その年代測定結果には、「約9000年前」という数字が記されていたからです!
9000年前というと、ちょうど縄文時代・草創期〜早期。
(・・・その前、となると時代区分としては旧石器時代ですから、 なんとな〜く想像がつくでしょうか・・・?)

それまで、世界最古とされていた中国浙江省の河姆渡(かぼと)遺跡の漆製品は約7000〜6400年前。今回の放射性炭素分析による測定結果は、それよりもさらに 2000年以上も古い・・・。
また、ここで出土された漆製品は、製品としての完成度が高く、発展段階としては ある程度進んでいて、漆が使われだしたのは9000年前よりも古く、もしかしたら1万年前ごろからではないか?とも考えられるそう。

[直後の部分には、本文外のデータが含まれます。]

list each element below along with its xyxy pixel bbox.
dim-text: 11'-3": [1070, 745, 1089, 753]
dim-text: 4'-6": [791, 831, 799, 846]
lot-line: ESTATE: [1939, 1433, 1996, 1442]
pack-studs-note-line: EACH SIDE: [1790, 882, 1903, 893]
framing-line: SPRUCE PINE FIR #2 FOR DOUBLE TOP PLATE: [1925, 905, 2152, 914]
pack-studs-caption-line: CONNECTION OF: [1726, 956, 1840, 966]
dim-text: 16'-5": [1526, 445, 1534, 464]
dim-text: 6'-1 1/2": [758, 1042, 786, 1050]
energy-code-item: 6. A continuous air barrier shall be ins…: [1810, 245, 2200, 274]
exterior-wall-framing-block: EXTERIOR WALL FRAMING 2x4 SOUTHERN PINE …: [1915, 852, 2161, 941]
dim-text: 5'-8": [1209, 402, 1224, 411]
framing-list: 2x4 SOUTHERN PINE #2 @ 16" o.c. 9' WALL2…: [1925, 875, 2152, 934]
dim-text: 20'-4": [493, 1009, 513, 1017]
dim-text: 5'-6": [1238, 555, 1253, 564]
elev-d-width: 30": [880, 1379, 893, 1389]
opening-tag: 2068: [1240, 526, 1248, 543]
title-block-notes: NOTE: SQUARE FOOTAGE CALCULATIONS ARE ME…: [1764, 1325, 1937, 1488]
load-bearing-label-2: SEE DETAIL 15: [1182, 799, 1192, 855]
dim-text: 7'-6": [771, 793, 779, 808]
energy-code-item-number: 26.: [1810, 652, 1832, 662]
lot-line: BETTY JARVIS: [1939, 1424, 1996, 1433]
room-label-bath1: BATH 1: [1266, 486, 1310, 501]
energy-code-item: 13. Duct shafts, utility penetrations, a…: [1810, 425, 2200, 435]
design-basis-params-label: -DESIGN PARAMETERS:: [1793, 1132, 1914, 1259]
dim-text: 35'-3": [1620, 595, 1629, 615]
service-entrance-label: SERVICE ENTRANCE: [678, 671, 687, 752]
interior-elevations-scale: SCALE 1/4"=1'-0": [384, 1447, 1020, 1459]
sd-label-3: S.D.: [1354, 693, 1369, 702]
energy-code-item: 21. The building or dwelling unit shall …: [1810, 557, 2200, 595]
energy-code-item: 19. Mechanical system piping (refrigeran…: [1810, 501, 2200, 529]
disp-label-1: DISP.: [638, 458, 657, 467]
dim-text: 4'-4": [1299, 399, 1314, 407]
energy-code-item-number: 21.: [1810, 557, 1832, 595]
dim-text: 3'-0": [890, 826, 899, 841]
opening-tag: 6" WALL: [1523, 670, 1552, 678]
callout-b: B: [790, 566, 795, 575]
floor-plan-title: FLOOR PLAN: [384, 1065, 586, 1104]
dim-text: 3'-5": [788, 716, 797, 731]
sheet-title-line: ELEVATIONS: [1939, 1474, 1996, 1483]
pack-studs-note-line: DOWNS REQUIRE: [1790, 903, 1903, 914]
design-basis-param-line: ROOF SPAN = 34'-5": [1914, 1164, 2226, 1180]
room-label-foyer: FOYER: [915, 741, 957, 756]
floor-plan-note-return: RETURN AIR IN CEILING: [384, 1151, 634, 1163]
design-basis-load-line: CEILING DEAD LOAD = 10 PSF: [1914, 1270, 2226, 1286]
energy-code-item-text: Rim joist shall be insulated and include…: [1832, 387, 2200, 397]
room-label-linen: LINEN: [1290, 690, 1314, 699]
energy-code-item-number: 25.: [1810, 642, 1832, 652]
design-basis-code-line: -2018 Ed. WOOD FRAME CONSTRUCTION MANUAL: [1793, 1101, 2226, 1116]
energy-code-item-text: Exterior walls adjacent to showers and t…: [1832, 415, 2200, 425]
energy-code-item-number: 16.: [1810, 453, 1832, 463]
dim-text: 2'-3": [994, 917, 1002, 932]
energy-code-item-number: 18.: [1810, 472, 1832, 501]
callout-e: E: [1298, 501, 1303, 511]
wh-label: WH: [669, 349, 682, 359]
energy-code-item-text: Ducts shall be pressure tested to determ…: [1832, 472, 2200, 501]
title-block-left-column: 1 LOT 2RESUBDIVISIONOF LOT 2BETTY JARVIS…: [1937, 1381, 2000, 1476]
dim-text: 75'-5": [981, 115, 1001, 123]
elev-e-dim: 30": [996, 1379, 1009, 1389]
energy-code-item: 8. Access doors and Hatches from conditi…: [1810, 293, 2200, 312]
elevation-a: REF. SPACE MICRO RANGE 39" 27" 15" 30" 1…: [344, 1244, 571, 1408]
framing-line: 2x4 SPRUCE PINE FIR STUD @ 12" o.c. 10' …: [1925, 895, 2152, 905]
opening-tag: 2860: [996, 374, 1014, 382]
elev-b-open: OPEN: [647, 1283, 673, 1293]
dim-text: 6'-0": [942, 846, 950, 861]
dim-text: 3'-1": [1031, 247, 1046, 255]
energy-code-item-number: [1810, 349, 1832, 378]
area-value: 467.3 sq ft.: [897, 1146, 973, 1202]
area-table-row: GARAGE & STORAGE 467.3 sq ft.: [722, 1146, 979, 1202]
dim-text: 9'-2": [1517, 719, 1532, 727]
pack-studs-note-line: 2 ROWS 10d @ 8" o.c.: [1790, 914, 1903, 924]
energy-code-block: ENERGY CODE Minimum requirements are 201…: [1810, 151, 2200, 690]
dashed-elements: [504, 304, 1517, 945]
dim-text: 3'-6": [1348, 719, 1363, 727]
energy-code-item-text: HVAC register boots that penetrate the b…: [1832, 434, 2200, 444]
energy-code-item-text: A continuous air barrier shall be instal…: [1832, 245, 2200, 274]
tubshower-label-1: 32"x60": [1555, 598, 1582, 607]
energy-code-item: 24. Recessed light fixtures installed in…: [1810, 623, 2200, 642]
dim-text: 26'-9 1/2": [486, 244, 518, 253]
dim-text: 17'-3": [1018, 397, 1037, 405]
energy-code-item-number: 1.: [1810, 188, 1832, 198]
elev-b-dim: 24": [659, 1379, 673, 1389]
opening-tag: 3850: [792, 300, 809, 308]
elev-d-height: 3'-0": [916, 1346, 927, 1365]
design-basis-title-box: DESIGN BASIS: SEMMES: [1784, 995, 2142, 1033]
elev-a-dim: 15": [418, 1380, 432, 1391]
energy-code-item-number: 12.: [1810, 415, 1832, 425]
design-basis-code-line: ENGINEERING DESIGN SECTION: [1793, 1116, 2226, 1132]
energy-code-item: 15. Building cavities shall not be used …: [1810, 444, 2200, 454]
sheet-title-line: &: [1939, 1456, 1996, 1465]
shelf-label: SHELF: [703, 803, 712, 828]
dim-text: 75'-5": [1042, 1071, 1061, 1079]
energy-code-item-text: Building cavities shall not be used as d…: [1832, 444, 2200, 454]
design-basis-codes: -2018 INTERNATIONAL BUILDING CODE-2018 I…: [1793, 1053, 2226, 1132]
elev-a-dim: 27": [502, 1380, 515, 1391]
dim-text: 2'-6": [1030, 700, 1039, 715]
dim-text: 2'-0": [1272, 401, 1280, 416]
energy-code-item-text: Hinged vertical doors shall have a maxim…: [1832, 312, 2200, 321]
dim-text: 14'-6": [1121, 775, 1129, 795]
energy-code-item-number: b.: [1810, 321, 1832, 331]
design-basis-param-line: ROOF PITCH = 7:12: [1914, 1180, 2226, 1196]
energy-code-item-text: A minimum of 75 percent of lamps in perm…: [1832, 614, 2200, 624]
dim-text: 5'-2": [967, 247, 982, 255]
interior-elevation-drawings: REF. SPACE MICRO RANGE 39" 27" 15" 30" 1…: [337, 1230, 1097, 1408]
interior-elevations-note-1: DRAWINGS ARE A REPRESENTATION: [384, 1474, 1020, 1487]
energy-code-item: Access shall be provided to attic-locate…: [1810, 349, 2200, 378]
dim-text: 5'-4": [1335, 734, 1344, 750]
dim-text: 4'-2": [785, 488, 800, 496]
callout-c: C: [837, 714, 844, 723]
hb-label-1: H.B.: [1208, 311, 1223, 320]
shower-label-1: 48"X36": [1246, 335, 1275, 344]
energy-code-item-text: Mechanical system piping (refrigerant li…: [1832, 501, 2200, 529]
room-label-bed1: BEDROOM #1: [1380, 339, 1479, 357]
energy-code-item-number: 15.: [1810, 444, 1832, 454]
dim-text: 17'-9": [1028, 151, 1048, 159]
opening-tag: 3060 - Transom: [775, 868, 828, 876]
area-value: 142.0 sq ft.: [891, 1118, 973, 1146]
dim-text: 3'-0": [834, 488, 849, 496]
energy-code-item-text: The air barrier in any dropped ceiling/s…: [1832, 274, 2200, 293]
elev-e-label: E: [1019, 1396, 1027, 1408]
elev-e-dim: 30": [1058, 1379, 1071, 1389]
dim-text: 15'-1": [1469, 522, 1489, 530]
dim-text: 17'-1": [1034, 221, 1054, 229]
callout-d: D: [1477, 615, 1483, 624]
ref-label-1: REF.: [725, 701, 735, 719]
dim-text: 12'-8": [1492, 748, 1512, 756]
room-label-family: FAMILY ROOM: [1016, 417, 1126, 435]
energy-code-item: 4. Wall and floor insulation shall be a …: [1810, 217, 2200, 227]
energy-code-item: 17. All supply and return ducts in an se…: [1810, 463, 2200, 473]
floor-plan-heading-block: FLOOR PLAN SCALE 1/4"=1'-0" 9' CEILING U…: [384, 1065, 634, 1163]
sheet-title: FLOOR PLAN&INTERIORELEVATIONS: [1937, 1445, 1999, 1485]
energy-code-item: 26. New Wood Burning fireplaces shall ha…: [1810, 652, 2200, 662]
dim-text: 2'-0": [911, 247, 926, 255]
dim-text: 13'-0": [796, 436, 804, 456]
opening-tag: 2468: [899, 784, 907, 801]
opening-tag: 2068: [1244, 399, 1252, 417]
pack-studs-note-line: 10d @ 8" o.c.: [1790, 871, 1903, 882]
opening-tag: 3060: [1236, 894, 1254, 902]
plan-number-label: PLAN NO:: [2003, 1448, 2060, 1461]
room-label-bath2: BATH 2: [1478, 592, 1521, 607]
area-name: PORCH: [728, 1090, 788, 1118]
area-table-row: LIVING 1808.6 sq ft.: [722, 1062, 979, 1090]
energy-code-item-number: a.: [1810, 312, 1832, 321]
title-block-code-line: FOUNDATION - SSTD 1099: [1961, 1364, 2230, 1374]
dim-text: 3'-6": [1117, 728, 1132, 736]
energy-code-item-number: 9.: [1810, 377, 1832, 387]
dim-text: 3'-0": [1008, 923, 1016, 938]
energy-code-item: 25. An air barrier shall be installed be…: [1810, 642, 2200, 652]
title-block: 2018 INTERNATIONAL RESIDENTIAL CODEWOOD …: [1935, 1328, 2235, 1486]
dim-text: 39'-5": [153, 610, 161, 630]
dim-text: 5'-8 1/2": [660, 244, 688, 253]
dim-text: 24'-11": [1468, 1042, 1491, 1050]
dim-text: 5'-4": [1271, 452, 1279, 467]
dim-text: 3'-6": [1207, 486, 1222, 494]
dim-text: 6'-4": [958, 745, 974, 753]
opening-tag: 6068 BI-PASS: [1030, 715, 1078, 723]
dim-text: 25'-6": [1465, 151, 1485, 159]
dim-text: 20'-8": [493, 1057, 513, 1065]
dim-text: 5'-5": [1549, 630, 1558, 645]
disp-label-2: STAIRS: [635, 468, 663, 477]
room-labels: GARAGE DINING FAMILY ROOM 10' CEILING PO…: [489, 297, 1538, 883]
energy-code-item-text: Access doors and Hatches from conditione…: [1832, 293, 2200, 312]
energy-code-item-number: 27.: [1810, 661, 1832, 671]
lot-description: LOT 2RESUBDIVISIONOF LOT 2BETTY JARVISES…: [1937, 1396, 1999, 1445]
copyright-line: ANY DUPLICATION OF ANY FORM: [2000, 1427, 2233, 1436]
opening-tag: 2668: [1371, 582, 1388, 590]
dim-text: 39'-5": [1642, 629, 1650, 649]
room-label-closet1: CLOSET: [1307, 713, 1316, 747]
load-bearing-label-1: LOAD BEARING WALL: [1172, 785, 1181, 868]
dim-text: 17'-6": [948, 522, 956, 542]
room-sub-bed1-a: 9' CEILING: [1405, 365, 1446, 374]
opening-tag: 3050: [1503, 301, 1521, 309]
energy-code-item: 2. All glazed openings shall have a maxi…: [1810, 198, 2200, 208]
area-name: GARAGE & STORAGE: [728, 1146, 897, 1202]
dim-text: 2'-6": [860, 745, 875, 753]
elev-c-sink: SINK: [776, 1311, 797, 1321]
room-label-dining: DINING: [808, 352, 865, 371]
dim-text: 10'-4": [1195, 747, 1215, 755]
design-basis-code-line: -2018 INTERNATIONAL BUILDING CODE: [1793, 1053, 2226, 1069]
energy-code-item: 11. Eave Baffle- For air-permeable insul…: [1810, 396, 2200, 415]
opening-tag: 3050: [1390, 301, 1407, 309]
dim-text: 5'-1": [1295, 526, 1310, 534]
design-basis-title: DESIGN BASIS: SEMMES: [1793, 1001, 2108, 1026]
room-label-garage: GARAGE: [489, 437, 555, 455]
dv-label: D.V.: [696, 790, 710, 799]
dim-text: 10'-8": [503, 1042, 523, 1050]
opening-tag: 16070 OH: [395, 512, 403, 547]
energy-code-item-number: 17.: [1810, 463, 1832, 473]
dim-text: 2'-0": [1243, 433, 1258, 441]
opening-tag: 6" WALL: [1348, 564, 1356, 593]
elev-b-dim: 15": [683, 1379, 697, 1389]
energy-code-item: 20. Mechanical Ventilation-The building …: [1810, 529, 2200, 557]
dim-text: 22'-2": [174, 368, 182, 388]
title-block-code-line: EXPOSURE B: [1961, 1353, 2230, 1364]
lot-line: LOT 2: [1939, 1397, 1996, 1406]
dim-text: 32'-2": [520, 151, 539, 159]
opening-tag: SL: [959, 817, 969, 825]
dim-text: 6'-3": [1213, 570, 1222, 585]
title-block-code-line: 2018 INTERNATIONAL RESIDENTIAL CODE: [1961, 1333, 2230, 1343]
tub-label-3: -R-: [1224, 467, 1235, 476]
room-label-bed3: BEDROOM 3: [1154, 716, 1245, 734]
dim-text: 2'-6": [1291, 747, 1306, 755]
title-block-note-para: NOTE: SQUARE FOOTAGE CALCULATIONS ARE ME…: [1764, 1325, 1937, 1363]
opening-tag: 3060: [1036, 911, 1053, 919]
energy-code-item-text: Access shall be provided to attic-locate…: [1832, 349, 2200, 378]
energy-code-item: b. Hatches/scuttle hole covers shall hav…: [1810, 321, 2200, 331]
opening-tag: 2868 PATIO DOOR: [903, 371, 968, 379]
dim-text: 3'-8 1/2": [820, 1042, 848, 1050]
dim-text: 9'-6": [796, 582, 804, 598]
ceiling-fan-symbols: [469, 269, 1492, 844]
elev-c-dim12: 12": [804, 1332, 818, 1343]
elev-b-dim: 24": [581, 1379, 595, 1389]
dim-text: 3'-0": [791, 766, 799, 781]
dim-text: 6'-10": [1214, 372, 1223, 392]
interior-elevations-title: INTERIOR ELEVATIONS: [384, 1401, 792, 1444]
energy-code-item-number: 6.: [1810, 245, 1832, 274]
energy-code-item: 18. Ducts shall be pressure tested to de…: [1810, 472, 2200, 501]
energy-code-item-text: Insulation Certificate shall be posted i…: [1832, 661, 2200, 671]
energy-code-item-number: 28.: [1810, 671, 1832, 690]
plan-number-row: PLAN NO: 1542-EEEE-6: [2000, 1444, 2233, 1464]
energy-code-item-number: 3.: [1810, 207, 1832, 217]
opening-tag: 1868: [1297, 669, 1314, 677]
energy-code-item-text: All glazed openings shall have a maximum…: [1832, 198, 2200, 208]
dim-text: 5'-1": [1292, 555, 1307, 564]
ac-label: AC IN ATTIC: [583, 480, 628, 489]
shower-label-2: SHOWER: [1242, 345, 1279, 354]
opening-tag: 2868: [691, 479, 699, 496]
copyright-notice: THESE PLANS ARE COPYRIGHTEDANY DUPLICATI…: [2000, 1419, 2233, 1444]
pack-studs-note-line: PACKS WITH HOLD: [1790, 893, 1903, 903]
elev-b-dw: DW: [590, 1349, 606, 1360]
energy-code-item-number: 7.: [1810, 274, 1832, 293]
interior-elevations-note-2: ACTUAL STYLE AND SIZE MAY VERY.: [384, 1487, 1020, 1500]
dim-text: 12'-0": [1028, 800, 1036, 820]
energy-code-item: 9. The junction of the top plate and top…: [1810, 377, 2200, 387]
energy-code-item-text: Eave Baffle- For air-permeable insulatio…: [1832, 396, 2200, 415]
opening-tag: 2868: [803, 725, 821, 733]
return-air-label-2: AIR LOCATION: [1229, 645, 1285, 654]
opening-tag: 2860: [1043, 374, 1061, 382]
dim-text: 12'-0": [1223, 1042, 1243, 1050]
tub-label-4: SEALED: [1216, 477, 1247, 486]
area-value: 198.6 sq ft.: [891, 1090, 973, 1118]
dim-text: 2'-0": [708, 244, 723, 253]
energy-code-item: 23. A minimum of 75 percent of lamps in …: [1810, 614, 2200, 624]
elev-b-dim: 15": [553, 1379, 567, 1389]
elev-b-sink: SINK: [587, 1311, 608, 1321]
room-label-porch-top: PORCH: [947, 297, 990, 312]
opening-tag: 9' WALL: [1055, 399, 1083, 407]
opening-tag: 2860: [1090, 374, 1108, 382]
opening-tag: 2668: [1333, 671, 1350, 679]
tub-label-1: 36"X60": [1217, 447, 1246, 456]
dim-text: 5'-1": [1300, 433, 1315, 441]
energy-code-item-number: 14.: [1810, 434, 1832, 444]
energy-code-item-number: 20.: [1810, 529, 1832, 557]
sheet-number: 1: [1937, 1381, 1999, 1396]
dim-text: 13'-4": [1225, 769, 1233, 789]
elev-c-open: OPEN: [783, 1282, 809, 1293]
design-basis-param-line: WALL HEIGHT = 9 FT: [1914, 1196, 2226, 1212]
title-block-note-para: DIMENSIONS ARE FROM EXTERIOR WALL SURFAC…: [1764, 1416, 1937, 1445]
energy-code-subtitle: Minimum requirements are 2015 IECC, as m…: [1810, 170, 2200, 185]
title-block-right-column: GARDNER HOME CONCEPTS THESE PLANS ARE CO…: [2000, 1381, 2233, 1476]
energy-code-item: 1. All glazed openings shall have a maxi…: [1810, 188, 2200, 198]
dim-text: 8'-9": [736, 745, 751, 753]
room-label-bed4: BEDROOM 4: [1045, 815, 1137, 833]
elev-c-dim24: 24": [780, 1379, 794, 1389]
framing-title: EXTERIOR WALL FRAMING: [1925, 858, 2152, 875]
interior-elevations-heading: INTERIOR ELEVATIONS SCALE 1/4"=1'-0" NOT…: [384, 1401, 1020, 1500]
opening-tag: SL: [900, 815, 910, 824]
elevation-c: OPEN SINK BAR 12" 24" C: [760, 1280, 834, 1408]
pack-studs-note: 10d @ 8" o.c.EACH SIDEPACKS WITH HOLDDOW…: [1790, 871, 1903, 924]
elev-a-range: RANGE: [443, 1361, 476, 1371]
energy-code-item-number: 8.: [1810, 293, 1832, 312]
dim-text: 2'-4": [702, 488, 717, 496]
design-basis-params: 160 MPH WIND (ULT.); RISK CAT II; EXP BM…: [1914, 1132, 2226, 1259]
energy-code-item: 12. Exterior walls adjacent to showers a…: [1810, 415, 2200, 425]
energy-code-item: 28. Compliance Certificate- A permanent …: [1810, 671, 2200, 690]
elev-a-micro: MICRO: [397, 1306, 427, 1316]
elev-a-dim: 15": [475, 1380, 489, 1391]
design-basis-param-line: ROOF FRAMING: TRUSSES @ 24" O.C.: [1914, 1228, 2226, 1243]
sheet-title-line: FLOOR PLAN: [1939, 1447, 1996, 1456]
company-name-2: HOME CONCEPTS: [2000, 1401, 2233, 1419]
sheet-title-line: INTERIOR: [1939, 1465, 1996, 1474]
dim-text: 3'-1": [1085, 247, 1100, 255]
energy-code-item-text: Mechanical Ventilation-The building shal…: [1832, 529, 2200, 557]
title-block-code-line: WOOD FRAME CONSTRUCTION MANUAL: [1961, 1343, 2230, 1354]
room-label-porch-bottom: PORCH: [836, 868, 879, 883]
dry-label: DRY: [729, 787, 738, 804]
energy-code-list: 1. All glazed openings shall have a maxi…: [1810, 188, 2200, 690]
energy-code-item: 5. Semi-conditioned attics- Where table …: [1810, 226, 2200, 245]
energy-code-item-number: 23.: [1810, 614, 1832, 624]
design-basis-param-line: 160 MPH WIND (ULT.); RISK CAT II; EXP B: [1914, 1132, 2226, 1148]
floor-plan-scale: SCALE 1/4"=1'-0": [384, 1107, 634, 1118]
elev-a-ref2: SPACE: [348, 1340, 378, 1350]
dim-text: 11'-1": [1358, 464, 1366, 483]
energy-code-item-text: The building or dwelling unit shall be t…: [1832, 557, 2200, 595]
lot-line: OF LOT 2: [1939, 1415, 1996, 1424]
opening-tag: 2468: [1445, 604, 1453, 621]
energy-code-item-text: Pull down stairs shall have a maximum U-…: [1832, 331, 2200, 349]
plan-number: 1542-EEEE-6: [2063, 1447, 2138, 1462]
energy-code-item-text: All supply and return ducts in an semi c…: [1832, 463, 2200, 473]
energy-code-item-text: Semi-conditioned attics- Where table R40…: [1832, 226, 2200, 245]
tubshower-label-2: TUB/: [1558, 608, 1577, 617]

しかし!その後、この漆器は数奇な運命を辿ることに。。。
なんと、その約2年半後、保管事務所の火事によってその大半を焼失してしまったというのです。焼失した漆の副葬品のうちのわずか一点が一部焼け残り、修復。
さらに研究作業が続けられているそうです。

果たして漆文化は中国から渡来したのか、日本独自のものなのか−。
ウルシノキが北海道に自生していないことや、7000年前と9000年前をつなぐ歴史の遺物が世界でまだ発見されていないことなどから日本・中国が協力し、解明に向けて研究を続けています。


漆膜の耐久性は9000年も耐えられるほどにとても高い。
ただしこれは、室内、地中など紫外線の当たらない場所に保存された場合。
太陽光などの紫外線により強靭な漆の塗膜は破壊され、風化するが、 自然に還る、人にうれしい、環境にやさしい塗料。